El subidón ALBERTI.
A aquellos a quien un libro les parece un exótico objeto decorativo debe parecerles un contrasentido que unas casetas repletas de volúmenes se llamen “Feria”. No ha sido nuestra ciudad muy dada a albergar estas gozosas manifestaciones en que los libros asaltan al viandante y quizá por eso, como mitómano que reconozco ser, tengo que trasladarme a finales de los años noventa para dejarme llevar por uno de los más emotivos recuerdos que tienen por escenario un stand cualquiera en el Retiro madrileño.
Frente a mi, Rafael Alberti apareció con la inconfundible presencia de exquisita senectud a la que nos habían acostumbrado los medios. Lejos de una curtida y trabajada piel de marino, su cara y sus manos diríanse de fina porcelana. Unas finas arrugas tamizadas por el radiante sol recorrían los vividos surcos de su piel.
Su mirada débil pero intensa podía traspasar el cansancio evidente con que me atendía, siempre educado, siempre atento. La mano, firme y de cuidada manicura, alentaba la imaginación. En ese instante recorrieron mi mente los mil y un versos que Rafael había escrito con aquellas mismas manos que ahora dibujaban mi nombre y el de mujer en el volumen que le tendí emocionado. La mirada de Alberti me sonaba a Roma y a destierro. A lucha y a un sutil convencimiento de que la pluma es uno de los más poderosos instrumentos de comunicación, de dialogo, de transmisión de emociones y sentimientos.
En los cálidos ojos de Rafael Alberti aparecía el Puerto de Santa María en sus más radiantes días de mar y sol; el pausado caminar por las calles romanas; la dulce compañía de María Teresa León y la alegría infantil de Aitana.
Rafael ya me había preguntado mi nombre, me estrechaba la mano y me interrogaba sobre la dedicatoria. El tacto de su piel era suave. Muy suave. Una piel, diría que escurridiza, quizá inconsciente reflejo de una escondida timidez que imaginé atisbar en nuestro encuentro.
El universo marinero de Rafael me asaltó de nuevo. Me devolvió el libro con un pez tímido y joven dibujado con un rotulador rojo que bailó entre sus dedos. Un compañero de juegos del marinero, de la concha del agua, de la sirenita del mar, del cuerpo de la aurora…
Y por un momento quise tener branquias como aquel hombre del poema. Branquias para nadar en los huertos submarinos del mar de la tarde y jugar con el calamar que manchaba de tinta las manos y el corazón de una niña que iba al mar...

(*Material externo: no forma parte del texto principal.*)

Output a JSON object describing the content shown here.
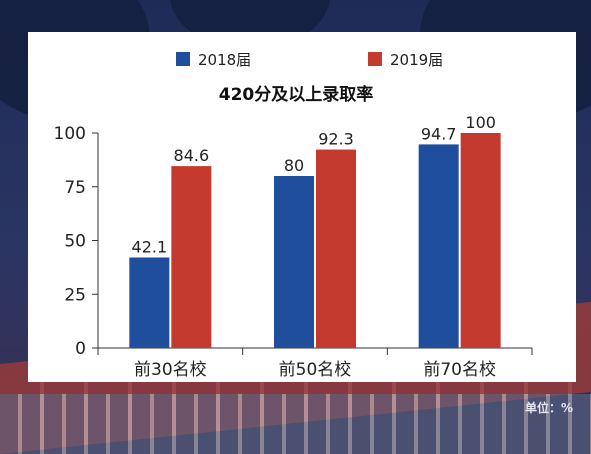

Cogí mi libro y empecé a caminar con el pulso alterado y el corazón galopante. Imitando las palabras de Alberti, “Ya era yo lo que no era, cuando apareció el poeta”. No miré hacia atrás. Simplemente seguí caminando...” por los confines de las tierras fugaces, desbocado el corazón, entre los montes y la hidrografía...” camino de mi hotel.
Leo hoy que las farmacias se están viendo asaltadas por individuos ávidos de esas nuevas experiencias que solo confían en alcanzar a través de ansiolíticos, calmantes y demás patulea de fármacos susceptibles de “uso lúdico”. Quizá ignoran que al mejor lugar para evadir la mente no se llega con una gragea de éxtasis sino a través de las páginas de un libro. A mí todavía me dura el subidón Alberti.